24 Time Management Hacks for Busy Sales Reps
1. Do your paperwork at the end of the day.
2. Block off specific times of the week for important activities like prospecting, appointments, and proposals. Commit to doing nothing else during those times and don’t allow interruptions. Treat it like an appointment.
3. When you have an appointment scheduled, think about who else you could meet with in that area to save drive time. Try to have at least two appointments scheduled every time you leave the office.
4. When you need to focus, turn off phone and email.
5. Check your phone and email messages during designated times of the day, rather than constantly.
6. Get to the office 15 minutes early and use that time to get coffee and check email rather than starting your day 30 minutes later.
7. Prioritize your tasks based on what things are important, not just those which are urgent. Use the Strategic Square to track the tasks you need to complete and determine their priority.
8. Learn to tell people “no,” or, “not right now.” Your associates may not know what kinds of priorities you’re working on, so they may not ask for help at the most opportune times.
9. Keep an organizer in your trunk with all of the basic supplies you may need while you are out.

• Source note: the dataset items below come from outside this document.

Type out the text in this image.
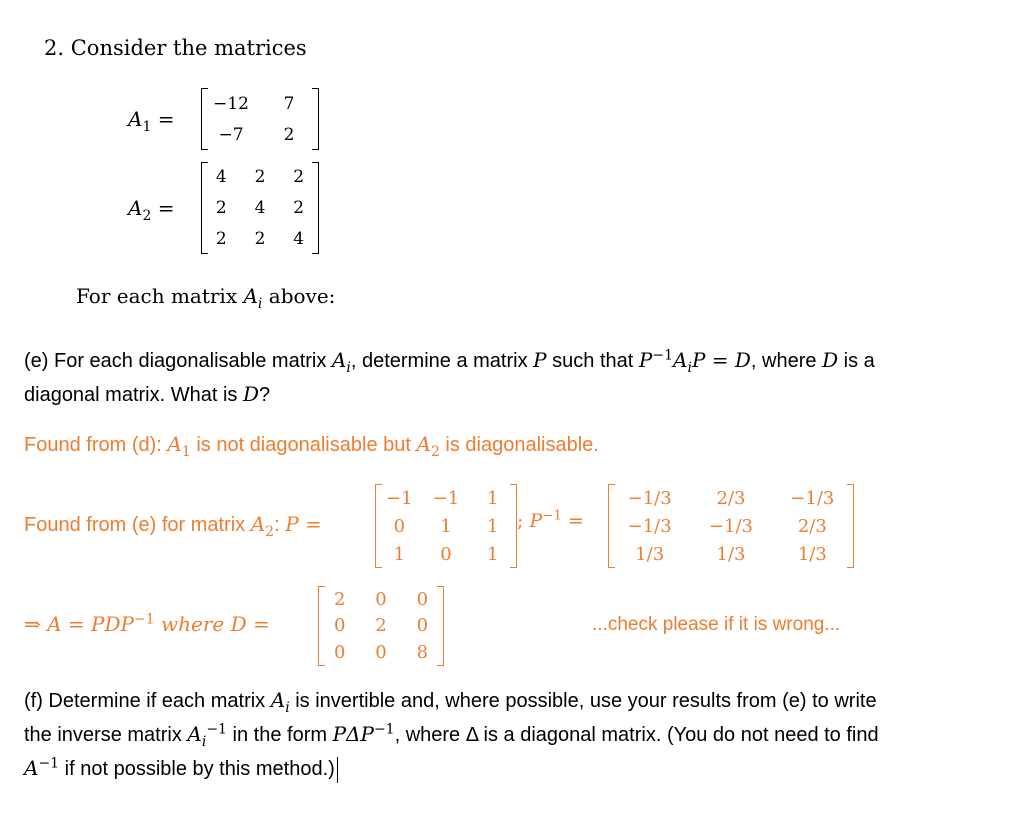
2. Consider the matrices
$A_1$ =
−12 7
−7 2
$A_2$ =
4 2 2
2 4 2
2 2 4
For each matrix $A_i$ above:
(e) For each diagonalisable matrix $A_i$, determine a matrix P such that $P^{-1}A_iP = D$, where D is a
diagonal matrix. What is D?
Found from (d): $A_1$ is not diagonalisable but $A_2$ is diagonalisable.
Found from (e) for matrix $A_2$: P =
−1 −1 1
0 1 1
1 0 1
; $P^{-1}$ =
−1/3 2/3 −1/3
−1/3 −1/3 2/3
1/3	1/3	1/3
⇒ $A = PDP^{-1}$ where D =
2 0 0
0 2 0
0 0 8
...check please if it is wrong...
(f) Determine if each matrix $A_i$ is invertible and, where possible, use your results from (e) to write
the inverse matrix $A_i^{-1}$ in the form $P\Delta P^{-1}$, where Δ is a diagonal matrix. (You do not need to find
$A^{-1}$ if not possible by this method.)
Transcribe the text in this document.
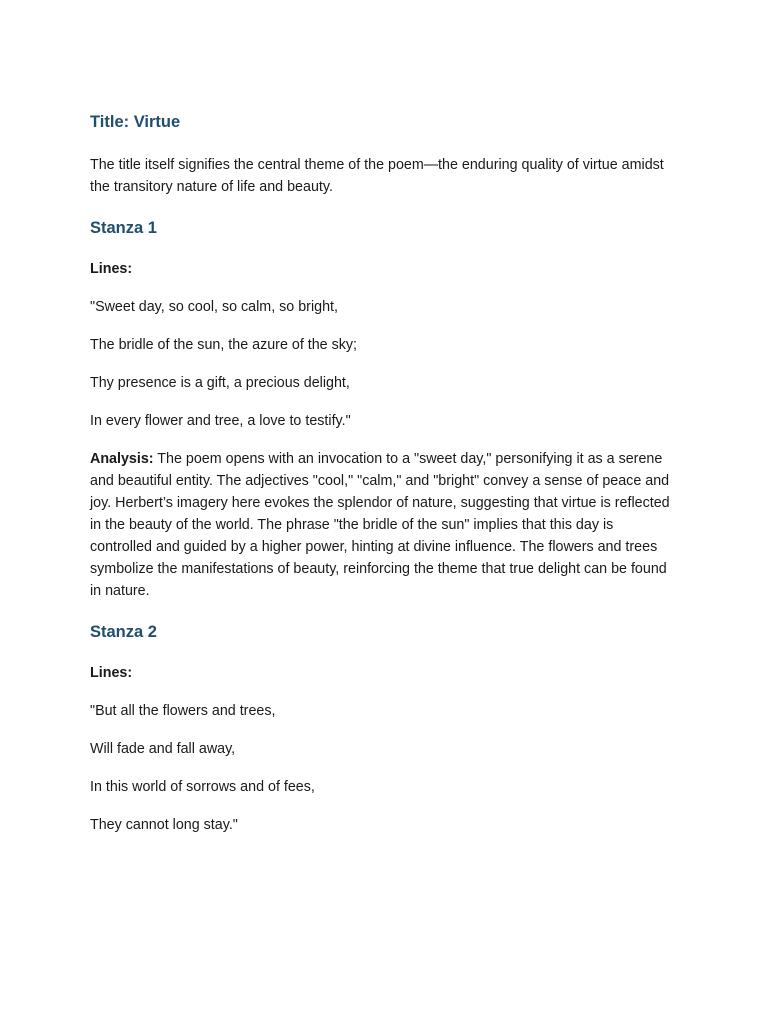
Title: Virtue

The title itself signifies the central theme of the poem—the enduring quality of virtue amidst the transitory nature of life and beauty.

Stanza 1

Lines:

"Sweet day, so cool, so calm, so bright,

The bridle of the sun, the azure of the sky;

Thy presence is a gift, a precious delight,

In every flower and tree, a love to testify."

Analysis: The poem opens with an invocation to a "sweet day," personifying it as a serene and beautiful entity. The adjectives "cool," "calm," and "bright" convey a sense of peace and joy. Herbert’s imagery here evokes the splendor of nature, suggesting that virtue is reflected in the beauty of the world. The phrase "the bridle of the sun" implies that this day is controlled and guided by a higher power, hinting at divine influence. The flowers and trees symbolize the manifestations of beauty, reinforcing the theme that true delight can be found in nature.

Stanza 2

Lines:

"But all the flowers and trees,

Will fade and fall away,

In this world of sorrows and of fees,

They cannot long stay."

10. Set reminders in advance of meetings and appointments that provide you with a large enough window to prepare and get to meeting. The standard 15-minute reminder may not be enough.
11. Build routines in your day.
12. Use templates for emails and proposals. There is no reason to completely reinvent the wheel—ever. Just make small changes in order to customize your templates.
13. Find workarounds for the things that you struggle with or take you forever. Is there someone else that can help you and maybe you can do something else for them?
14. Hire an assistant. Consider pooling together with others or use an Internet-based support service to help with spreadsheets, reports, and design.
15. Make sure the prospects you call on have strong dollar potential.
16. Consider using a project management application like Basecamp.
17. Schedule phone appointments during times when you know you have a long drive in your car.
18. Make a to-do list daily and prioritize, making sure you do the things that will generate revenue first.
19. Use a day planning system like Franklin Day planner (either paper or online version) and assign A, B, and C priorities to your tasks so urgencies do not overtake priorities.
20. Make sure you prioritize every Key and Target Account as an “A” in the prioritizing so you attend to those first.
21. Set aside at least 10 minutes every morning or every night to do some planning in solitude.
22. Share your plans with your manager so they can support you and not interfere.
23. If you have access to a sales coordinator, use them more often.
24. Use an iPad to record notes after every client meeting and transfer them to your CRM at the end of that day.
These tips are the ones that we find really help us. Of course, sometimes the hardest thing is remembering to put these time management tips into practice. You might try focusing on just one or two each week, gradually building them into habits.